Critics charge that Obama has little foreign-policy experience, and they’re pretty much right. As a recent newcomer to the Senate, Obama counts an important law restricting the international proliferation of weapons, which he co-sponsored with Republican senator Dick Lugar, among his greatest foreign-policy accomplishments. While it doesn’t demonstrate experience as traditionally defined, he also frequently references his 2002 speech against the war in Iraq as an example of sound judgment. He’s served on the Senate Foreign Relations Committee since his induction into the Senate and chairs the Subcommittee on European Affairs—though, as his rivals have noted, he hasn’t held any hearings as of yet.

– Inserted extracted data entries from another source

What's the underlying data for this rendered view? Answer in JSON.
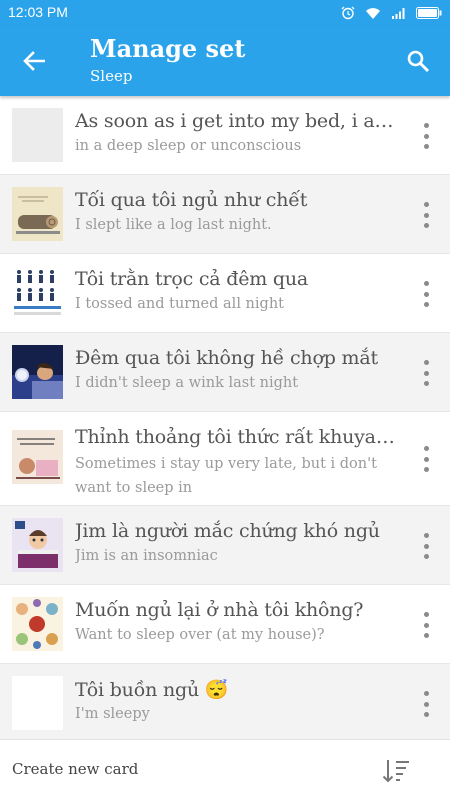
{
  "status_bar": {
    "time": "12:03 PM",
    "icons": [
      "alarm-icon",
      "wifi-icon",
      "signal-icon",
      "battery-icon"
    ]
  },
  "header": {
    "title": "Manage set",
    "subtitle": "Sleep",
    "back_icon": "arrow-back-icon",
    "search_icon": "search-icon"
  },
  "cards": [
    {
      "term": "As soon as i get into my bed, i am…",
      "definition": "in a deep sleep or unconscious",
      "image": "none"
    },
    {
      "term": "Tối qua tôi ngủ như chết",
      "definition": "I slept like a log last night.",
      "image": "sleeping-like-a-log"
    },
    {
      "term": "Tôi trằn trọc cả đêm qua",
      "definition": "I tossed and turned all night",
      "image": "sleep-positions"
    },
    {
      "term": "Đêm qua tôi không hề chợp mắt",
      "definition": "I didn't sleep a wink last night",
      "image": "awake-in-bed"
    },
    {
      "term": "Thỉnh thoảng tôi thức rất khuya n…",
      "definition": "Sometimes i stay up very late, but i don't want to sleep in",
      "image": "weekend-sleep-in"
    },
    {
      "term": "Jim là người mắc chứng khó ngủ",
      "definition": "Jim is an insomniac",
      "image": "insomniac"
    },
    {
      "term": "Muốn ngủ lại ở nhà tôi không?",
      "definition": "Want to sleep over (at my house)?",
      "image": "sleepover"
    },
    {
      "term": "Tôi buồn ngủ 😴",
      "definition": "I'm sleepy",
      "image": "none"
    }
  ],
  "bottom_bar": {
    "create_label": "Create new card",
    "sort_icon": "sort-icon"
  },
  "colors": {
    "accent": "#2aa3ea",
    "term_text": "#555555",
    "definition_text": "#9a9a9a",
    "alt_row": "#f3f3f3"
  }
}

However, as Michael Hirsch writes in Newsweek, Obama “has shown sophistication on foreign policy from his earliest weeks in office,” such as the time he “wowed the Senate Foreign Relations Committee with his questioning of Condoleezza Rice at her January 2005 confirmation hearings.” In the end, though, Obama is right to draw attention to his “judgment” and not his experience.
McCain: Battle Tested
McCain’s history in the military and his long career in elected office make him the consensus choice as the candidate with the most foreign-policy experience. “If the dominant issue in the election is national security … McCain’s resume might trump all other considerations,” writes Mark Halperin in The Undecided Voter’s Guide to the Next President. McCain has traveled extensively during his years as a congressman and a senator, including returning, famously, to Vietnam in 1985. He’s even visited Antarctica and the Arctic Circle, which, while unlikely to come in handy, is still kind of cool. McCain has faced many tough decisions regarding American military involvement overseas, but despite his hawk image, he hasn’t always advocated force. He (and only 26 other House Republicans) voted against extending a troop presence in Lebanon in 1983; ten years later, he opposed intervention in Haiti. McCain also sponsored a bill to cut off funding for the American effort in Somalia—though he later expressed regret for the effort, saying it interfered with president’s powers. (This was perhaps a sign of his changing mind-set with regard to force.) But McCain supported the first Gulf War and intervention in Bosnia in 1995, Kosovo in 1999, and of course in Afghanistan in 2001 and Iraq in 2003. Finally, he spent numerous years in the Navy and time in Vietnam (see Military (In)Experience). He has also served on the Senate Committee on Armed Services since joining the Senate in 1987.